Zebra’s review published on Letterboxd:
I'm just getting started, darling.
Let's hope not. Cruella tries to be a lot of things, and despite its best efforts, fails to succeed at any of them. Unfortunately for the scattered debris of an entirely different and far better film that can be found throughout, Cruella is all predicated on a simple, baseline notion that constantly seeks to throw it off the rails. The fact that it's about Cruella. To start your film with the only point of note being that your character is inherently evil, it's going to take a lot of legwork to not only tackle the challenge of telling a cohesive origin story that connects to the film we know, but also to even make this character a sympathetic protagonist in any way.
It's a tough line to walk in theory, but in practice, it seems Disney has opted to just attack both sides at random. It sprints back and forth between the progression from budding fashion designer to evil incarnate and the tragically sad story of an orphan with her ragtag street family. The dichotomy is exhausting, and it can barely keep up with itself trying to balance these two things. Combine this with constant diversions to connect threads to the original and you end up with a disappointing piece of cinema that's 30 minutes longer than it needs to be.
In its scattered attempts to flood the film with such an incredible number of things, it forgets to actually develop any of them. Eventually, having spent so much time crafting the spunky, street orphan Estella, the film decides its time for Cruella to show up. So she does, with a weak catalyst and little explanation as to how the sudden heel turn has been earned in any way. So now Cruella has arrived, co-opting a gritty punk aesthetic with none of the ethos. While there may be something to be said for the way it pits a burgeoning lower class against the seemingly unstoppable bourgeois elite, when all of that conflict is centered around a personal story of revenge and never seeks to actually speak to this conflict in a meaningful way, it loses all steam, and its punk aesthetic feels appropriated and empty.

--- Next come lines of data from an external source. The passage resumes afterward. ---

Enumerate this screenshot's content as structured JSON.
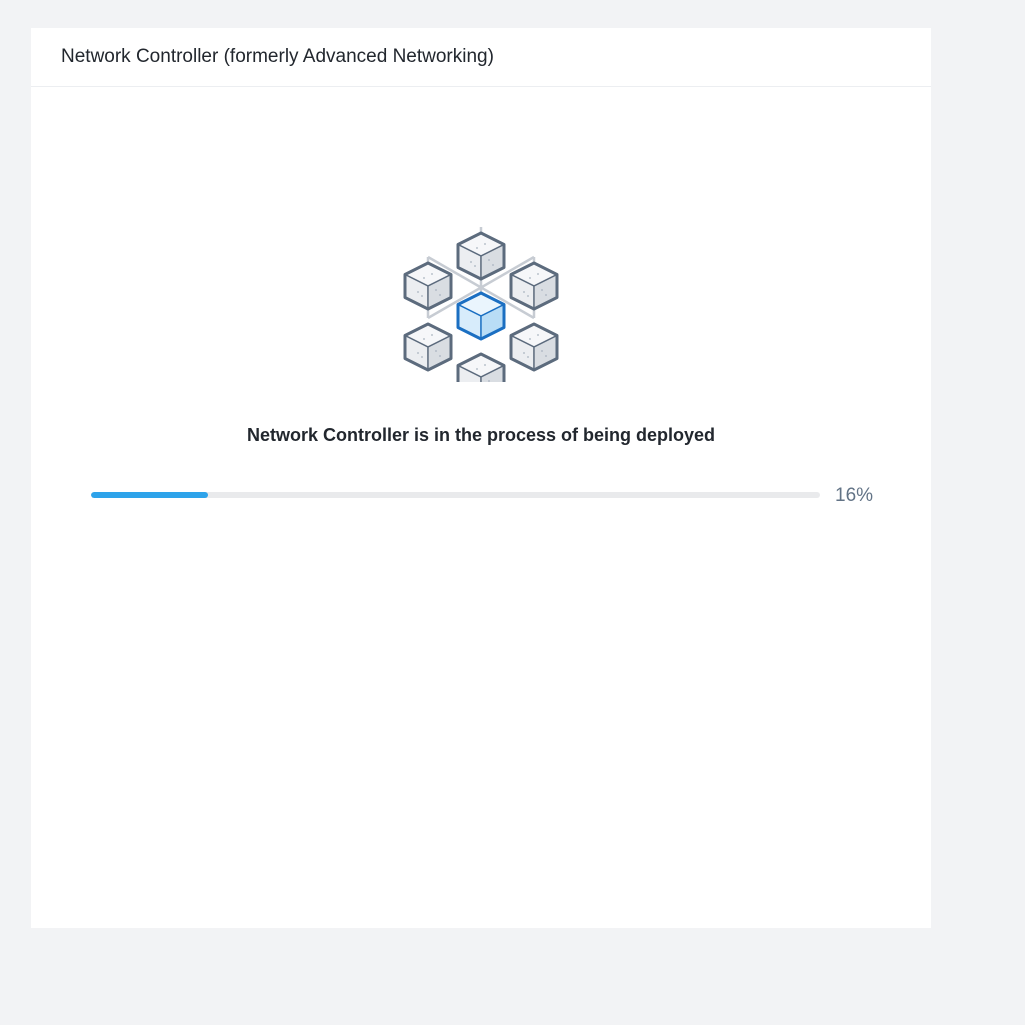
{
  "panel": {
    "title": "Network Controller (formerly Advanced Networking)"
  },
  "illustration": {
    "icon": "network-cluster-icon"
  },
  "status": {
    "message": "Network Controller is in the process of being deployed"
  },
  "progress": {
    "value": 0.16,
    "label": "16%"
  },
  "colors": {
    "page_background": "#f2f3f5",
    "panel_background": "#ffffff",
    "accent": "#2ea3ea",
    "center_node": "#1b6fc2",
    "node_stroke": "#5c6b7d",
    "track": "#e9eaec"
  }
}
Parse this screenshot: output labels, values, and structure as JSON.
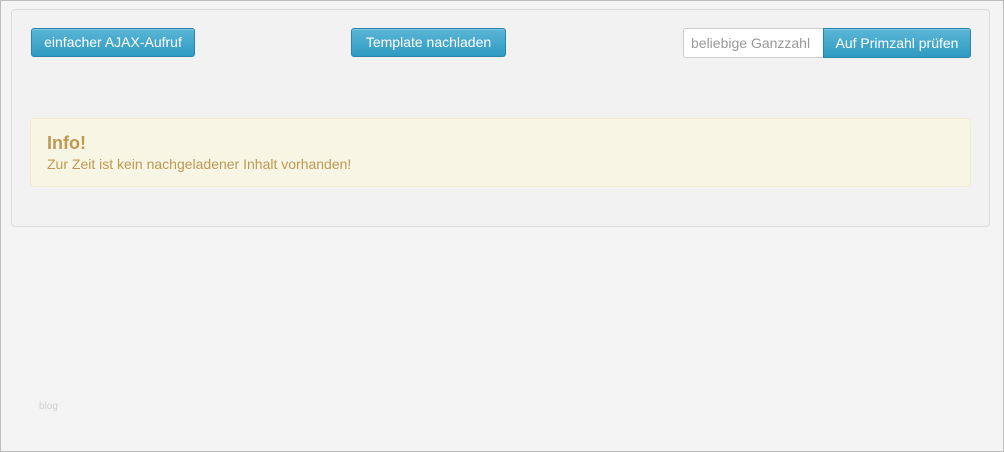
{
  "toolbar": {
    "ajax_button_label": "einfacher AJAX-Aufruf",
    "template_button_label": "Template nachladen",
    "prime_input_placeholder": "beliebige Ganzzahl",
    "prime_input_value": "",
    "prime_button_label": "Auf Primzahl prüfen"
  },
  "alert": {
    "title": "Info!",
    "message": "Zur Zeit ist kein nachgeladener Inhalt vorhanden!"
  },
  "footer": {
    "text": "blog"
  },
  "colors": {
    "page_background": "#f4f4f4",
    "well_background": "#f2f2f2",
    "button_blue": "#2f9bc2",
    "alert_background": "#f7f5e3",
    "alert_text": "#c09853"
  }
}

In between the cracks is a better film. A film that doesn't necessitate forcing an endpoint leading to a malicious, dog-skinning villain. A film that stands on its own, a 70s punk romp about a rising fashion movement that seeks to topple the stuffy, stale style of the elite. A film that's actually punk, with a punk heart and a punk ethos (though asking Disney to make a film that embodies the heart and soul of punk is probably an exercise in futility). A film with all of the production and costume design with none of the miserable CGI. A film with banger hard rock needle drops that aren't just terrible covers. But that's not what this film is. It's a film about Cruella. And as a film about Cruella, it's just terrible.